ARM 2004 logoSpeech from the Chairman of the International Committee


Dr Edwin Borman
Tuesay 29 June 2004

Later this morning (motion 275), we are due to talk about whether the BMA’s prime objective should be the unstinting pursuit of its members’ interests. I am not sure what the proposers have in mind but, looking at the motions in our own section, I am struck by just how diverse and how global RB members’ interests are. The International Committee and International Department certainly think globally, but we act locally, working across both the “trade union” and “professional” sides of the association. We can’t solve all the world’s most intractable problems overnight from our offices in Bloomsbury, but we take a pragmatic approach, playing to the BMA’s strengths and identifying areas where we most constructively can make a difference. What we do is determined and driven by our membership, by you.
Over the last year we have continued to work with a broad coalition to help refugee and asylum-seeking doctors to resume their careers in the UK. Many are now working in the NHS or are at the job ready stage – and, with the European Working Time Directive for Junior Doctors looming, we certainly need them. We have been in contact with the Department of Health, Department of Work and Pensions, Department for Education and Skills and the Home Office to encourage joined-up government. We also continue to press the Home Office about the many problems BMA members experience with the immigration system, emphasising how much the NHS owes to its diverse workforce.

Through our Brussels office we continue to lobby on the wide range of issues now determined at European level. I reported last year that we had achieved a tremendous breakthrough in our long campaign to achieve mutual recognition rights for doctors with EU citizenship but non-EU primary qualifications. I am particularly delighted, because I fall into this category myself and it’s always a pleasure when corporate and personal agendas coincide. The draft legislation in question is still working its way through the EU legislation process. Many other aspects have been controversial, and we have campaigned hard on them, but this particular change (to cover doctors in this position who have been in practice for three years or more in an EU member state) is a major step forward for us.

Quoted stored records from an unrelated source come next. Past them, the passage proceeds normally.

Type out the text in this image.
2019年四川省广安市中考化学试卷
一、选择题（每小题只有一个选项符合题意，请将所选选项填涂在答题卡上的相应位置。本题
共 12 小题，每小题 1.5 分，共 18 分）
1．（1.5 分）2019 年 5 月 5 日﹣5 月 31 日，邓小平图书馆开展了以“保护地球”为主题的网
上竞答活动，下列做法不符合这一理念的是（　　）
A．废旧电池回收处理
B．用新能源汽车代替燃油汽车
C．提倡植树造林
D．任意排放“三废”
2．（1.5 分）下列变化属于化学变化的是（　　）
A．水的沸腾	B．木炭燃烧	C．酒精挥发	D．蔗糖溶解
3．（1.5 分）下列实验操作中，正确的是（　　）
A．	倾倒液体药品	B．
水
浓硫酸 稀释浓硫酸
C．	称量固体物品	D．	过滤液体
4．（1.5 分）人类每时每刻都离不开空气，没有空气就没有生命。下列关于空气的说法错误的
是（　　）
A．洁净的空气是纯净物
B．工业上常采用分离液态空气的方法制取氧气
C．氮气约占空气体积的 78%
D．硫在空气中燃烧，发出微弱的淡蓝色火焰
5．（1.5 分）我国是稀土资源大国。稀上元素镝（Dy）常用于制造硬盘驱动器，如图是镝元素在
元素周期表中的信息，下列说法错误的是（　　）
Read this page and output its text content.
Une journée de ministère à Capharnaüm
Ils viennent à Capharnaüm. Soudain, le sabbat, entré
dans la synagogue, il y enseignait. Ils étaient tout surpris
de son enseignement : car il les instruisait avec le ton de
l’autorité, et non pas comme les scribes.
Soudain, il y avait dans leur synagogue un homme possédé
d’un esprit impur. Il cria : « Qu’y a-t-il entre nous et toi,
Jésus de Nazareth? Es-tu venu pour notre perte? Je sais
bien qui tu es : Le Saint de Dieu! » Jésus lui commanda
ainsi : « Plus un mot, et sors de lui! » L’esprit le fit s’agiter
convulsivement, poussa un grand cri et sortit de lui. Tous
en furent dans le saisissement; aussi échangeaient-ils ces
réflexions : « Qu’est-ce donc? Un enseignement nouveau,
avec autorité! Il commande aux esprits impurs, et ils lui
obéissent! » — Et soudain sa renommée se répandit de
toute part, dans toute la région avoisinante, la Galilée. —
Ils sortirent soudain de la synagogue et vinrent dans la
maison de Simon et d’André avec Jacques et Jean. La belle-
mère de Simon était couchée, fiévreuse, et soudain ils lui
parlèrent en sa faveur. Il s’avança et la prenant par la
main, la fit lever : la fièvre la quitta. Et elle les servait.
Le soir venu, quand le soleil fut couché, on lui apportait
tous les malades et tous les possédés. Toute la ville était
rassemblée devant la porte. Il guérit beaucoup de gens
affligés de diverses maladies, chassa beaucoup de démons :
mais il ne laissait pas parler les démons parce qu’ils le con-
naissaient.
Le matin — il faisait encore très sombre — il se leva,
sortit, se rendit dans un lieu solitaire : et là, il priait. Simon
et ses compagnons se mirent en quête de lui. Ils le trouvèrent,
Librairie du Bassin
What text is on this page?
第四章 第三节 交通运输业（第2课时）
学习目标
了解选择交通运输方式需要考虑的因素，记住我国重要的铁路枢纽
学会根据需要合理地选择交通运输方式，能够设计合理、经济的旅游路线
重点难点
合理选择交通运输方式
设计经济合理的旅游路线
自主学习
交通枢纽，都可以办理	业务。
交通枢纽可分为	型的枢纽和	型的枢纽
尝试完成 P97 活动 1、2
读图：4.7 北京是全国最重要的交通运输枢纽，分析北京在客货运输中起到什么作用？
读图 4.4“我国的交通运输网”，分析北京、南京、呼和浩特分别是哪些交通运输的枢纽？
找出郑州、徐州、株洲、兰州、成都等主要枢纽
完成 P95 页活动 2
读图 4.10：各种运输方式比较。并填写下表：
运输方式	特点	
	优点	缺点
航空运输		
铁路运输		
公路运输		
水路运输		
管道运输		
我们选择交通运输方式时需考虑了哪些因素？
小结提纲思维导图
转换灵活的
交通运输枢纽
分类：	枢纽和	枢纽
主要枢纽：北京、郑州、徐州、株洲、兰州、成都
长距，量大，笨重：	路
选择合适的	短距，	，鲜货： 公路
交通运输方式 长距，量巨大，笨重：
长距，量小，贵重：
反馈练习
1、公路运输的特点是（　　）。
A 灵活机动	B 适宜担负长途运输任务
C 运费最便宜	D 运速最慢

I hesitate to mention the new EU Constitution, but the Government can be happy that they secured their red lines at the recent European summit - and so can the BMA. When a questionable clause was introduced at the last minute spotted by our man in Brussels, Kevin Doran. I wrote to the Irish Presidency - in charge of the Inter-Governmental Conference - to point out that the Constitution could dramatically increase EU competence in public health matters. I am pleased to say that the constitution now gives a clearer idea of what the EU's role is in health policy.

At the global level we are taking forward our Strategic Grant Agreement with the Department for International Development and have set up a Poverty and Health Policy Group to enable us to work with a range of experts in this area. We are supporting research on the skills drain from developing countries and are also keen to draw on the experience of our own members who have worked in such countries – those of you who want to know more, please speak to Martin Carroll on the Registration Desk. We worked with the Department of Health to administer its Humanitarian Fund, supporting NHS teams working abroad in areas of need, and were struck by the breadth of work going on out there, unsung until now. At the instigation of our President, Sir Brian Jarman, the BMA has endorsed the World Health Organisation’s “3 by 5” initiative, aiming to get 3 million people with AIDS in resource-poor countries into treatment by 2005. Acting very locally, we were delighted to persuade the association to switch to fairly traded tea and coffee at all its meetings.

The last year has been one of great upheaval in Iraq. The BMA has held to the principle of helping where it is possible and appropriate. We have talked to and worked with many different organisations and individuals over the last year to identify what we can best do to support our professional colleagues in Iraq. This has included donating consignments of books to medical schools there, working with the Department of Health and British Council, and printing a special edition of the journal of the Iraqi Medical Association (UK) for distribution to doctors in Iraq. What we do may not always be headline-grabbing, but we have taken every opportunity that has presented itself within the inevitable constraints posed by the situation there at the moment.

I want to keep my speech brief, but the International Dept has prepared briefing papers on all the main issues covered here. The work of the International Committee would not be possible without the efforts of our excellent secretariat, led by Sallie Nicholas, and those of the committee in which I am ably supported by Kate Adams, our deputy chairman.